ID: 2713374 • Letter: 1

Question

1. When expected inflation increases, for any given nominal interest rate the:

A. cost of borrowing increases and the desire to borrow decreases.

B. real interest rate increases.

C. bond supply curve shifts to the left.

D. cost of borrowing decreases and the desire to borrow increases.

2. Consider a zero-coupon bond with a $1,100 payment in one year.

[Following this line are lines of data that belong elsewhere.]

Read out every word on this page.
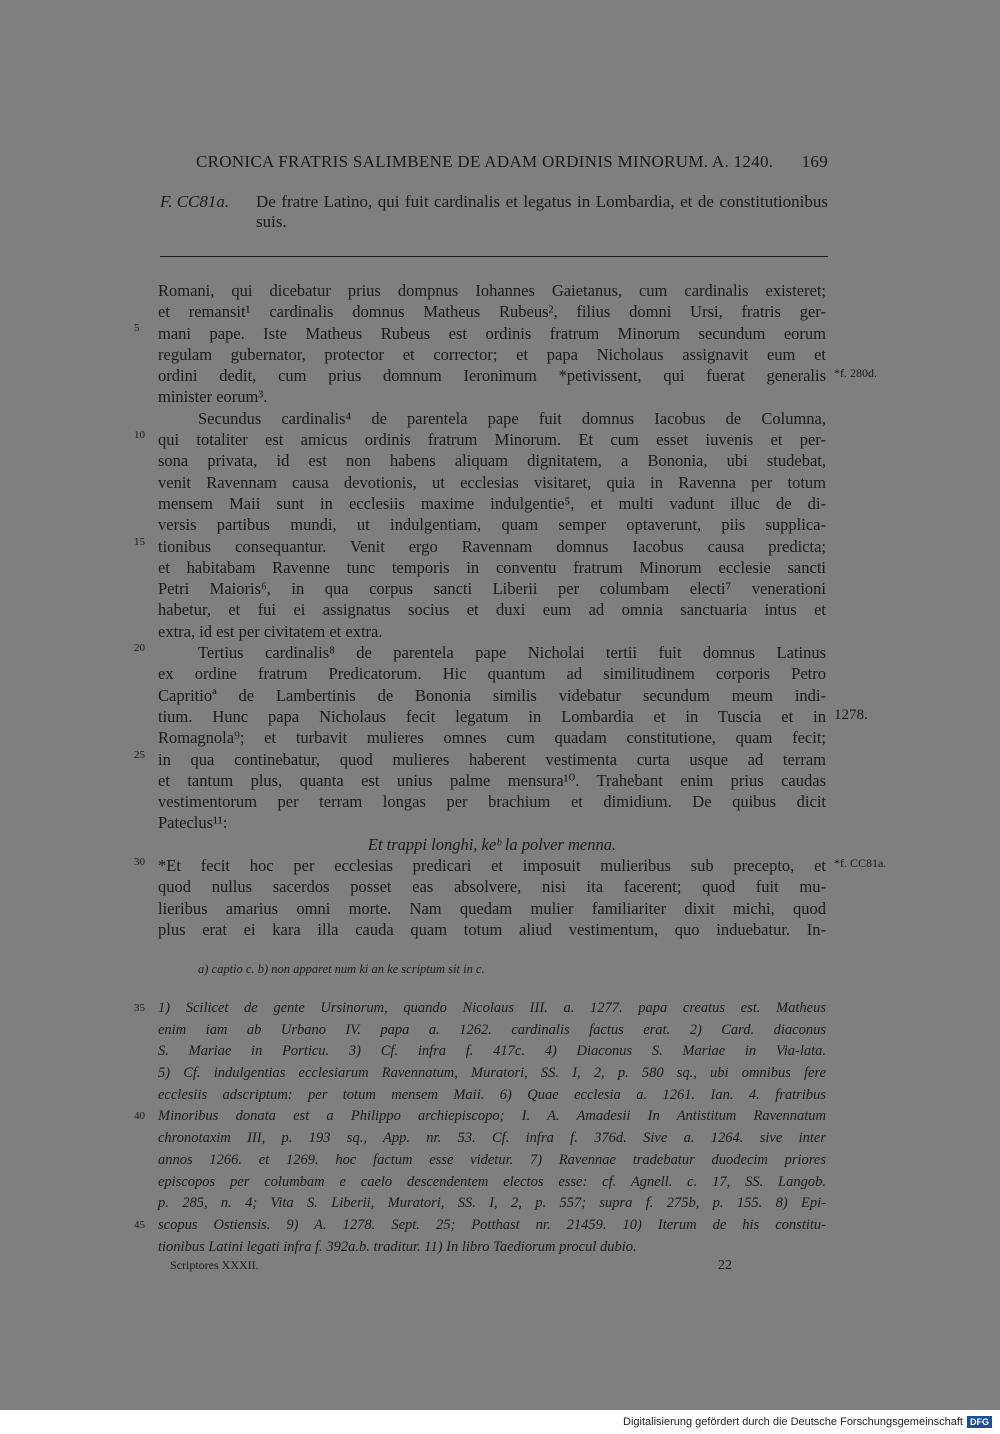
CRONICA FRATRIS SALIMBENE DE ADAM ORDINIS MINORUM. A. 1240. 169
F. CC81a. De fratre Latino, qui fuit cardinalis et legatus in Lombardia, et de constitutionibus suis.
Romani, qui dicebatur prius dompnus Iohannes Gaietanus, cum cardinalis existeret;
et remansit¹ cardinalis domnus Matheus Rubeus², filius domni Ursi, fratris ger-
mani pape. Iste Matheus Rubeus est ordinis fratrum Minorum secundum eorum
regulam gubernator, protector et corrector; et papa Nicholaus assignavit eum et
ordini dedit, cum prius domnum Ieronimum *petivissent, qui fuerat generalis
minister eorum³.
Secundus cardinalis⁴ de parentela pape fuit domnus Iacobus de Columna,
qui totaliter est amicus ordinis fratrum Minorum. Et cum esset iuvenis et per-
sona privata, id est non habens aliquam dignitatem, a Bononia, ubi studebat,
venit Ravennam causa devotionis, ut ecclesias visitaret, quia in Ravenna per totum
mensem Maii sunt in ecclesiis maxime indulgentie⁵, et multi vadunt illuc de di-
versis partibus mundi, ut indulgentiam, quam semper optaverunt, piis supplica-
tionibus consequantur. Venit ergo Ravennam domnus Iacobus causa predicta;
et habitabam Ravenne tunc temporis in conventu fratrum Minorum ecclesie sancti
Petri Maioris⁶, in qua corpus sancti Liberii per columbam electi⁷ venerationi
habetur, et fui ei assignatus socius et duxi eum ad omnia sanctuaria intus et
extra, id est per civitatem et extra.
Tertius cardinalis⁸ de parentela pape Nicholai tertii fuit domnus Latinus
ex ordine fratrum Predicatorum. Hic quantum ad similitudinem corporis Petro
Capritioª de Lambertinis de Bononia similis videbatur secundum meum indi-
tium. Hunc papa Nicholaus fecit legatum in Lombardia et in Tuscia et in
Romagnola⁹; et turbavit mulieres omnes cum quadam constitutione, quam fecit;
in qua continebatur, quod mulieres haberent vestimenta curta usque ad terram
et tantum plus, quanta est unius palme mensura¹⁰. Trahebant enim prius caudas
vestimentorum per terram longas per brachium et dimidium. De quibus dicit
Pateclus¹¹:
Et trappi longhi, keᵇ la polver menna.
*Et fecit hoc per ecclesias predicari et imposuit mulieribus sub precepto, et
quod nullus sacerdos posset eas absolvere, nisi ita facerent; quod fuit mu-
lieribus amarius omni morte. Nam quedam mulier familiariter dixit michi, quod
plus erat ei kara illa cauda quam totum aliud vestimentum, quo induebatur. In-
5
10
15
20
25
30
*f. 280d.
1278.
*f. CC81a.
a) captio c. b) non apparet num ki an ke scriptum sit in c.
1) Scilicet de gente Ursinorum, quando Nicolaus III. a. 1277. papa creatus est. Matheus
enim iam ab Urbano IV. papa a. 1262. cardinalis factus erat. 2) Card. diaconus
S. Mariae in Porticu. 3) Cf. infra f. 417c. 4) Diaconus S. Mariae in Via-lata.
5) Cf. indulgentias ecclesiarum Ravennatum, Muratori, SS. I, 2, p. 580 sq., ubi omnibus fere
ecclesiis adscriptum: per totum mensem Maii. 6) Quae ecclesia a. 1261. Ian. 4. fratribus
Minoribus donata est a Philippo archiepiscopo; I. A. Amadesii In Antistitum Ravennatum
chronotaxim III, p. 193 sq., App. nr. 53. Cf. infra f. 376d. Sive a. 1264. sive inter
annos 1266. et 1269. hoc factum esse videtur. 7) Ravennae tradebatur duodecim priores
episcopos per columbam e caelo descendentem electos esse: cf. Agnell. c. 17, SS. Langob.
p. 285, n. 4; Vita S. Liberii, Muratori, SS. I, 2, p. 557; supra f. 275b, p. 155. 8) Epi-
scopus Ostiensis. 9) A. 1278. Sept. 25; Potthast nr. 21459. 10) Iterum de his constitu-
tionibus Latini legati infra f. 392a.b. traditur. 11) In libro Taediorum procul dubio.
35
40
45
Scriptores XXXII.	22
Digitalisierung gefördert durch die Deutsche Forschungsgemeinschaft DFG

Suppose the interest rate decreases from 10% to 8%. The price of this bond:

A.increases from $1,000 to $1,018.

B. increases from $1,000 to $1,375.

C. decreases from $110 to $88.

D. decreases from $1,210 to $1,188.

3. When the price of a bond is below the face value, the yield to maturity:

A. is below the coupon rate.

B. will be above the coupon rate.

C. will equal the current yield.

D. will equal the coupon rate.

Explanation / Answer

1. Increase in inflation rate will increase the interest rates and thus the cost of borrowings will increase and as the cost of borrowings will increase, the desire to buy a Bond will decrease. Thus, Option A.

2. Previous Bond Price = 1,100/(1+0.10) = $1,000
New Bond Price = 1,100/(1+0.08) = $1,018
The price is increasing from $1,000 to $1,018. Thus, Option A.

3. When Yield to Maturity(YTM) is below the coupon rate then Bond's price is above its Face value and if YTM is above the coupon rate then Bond's price is below its Face Value. Thus, Option B.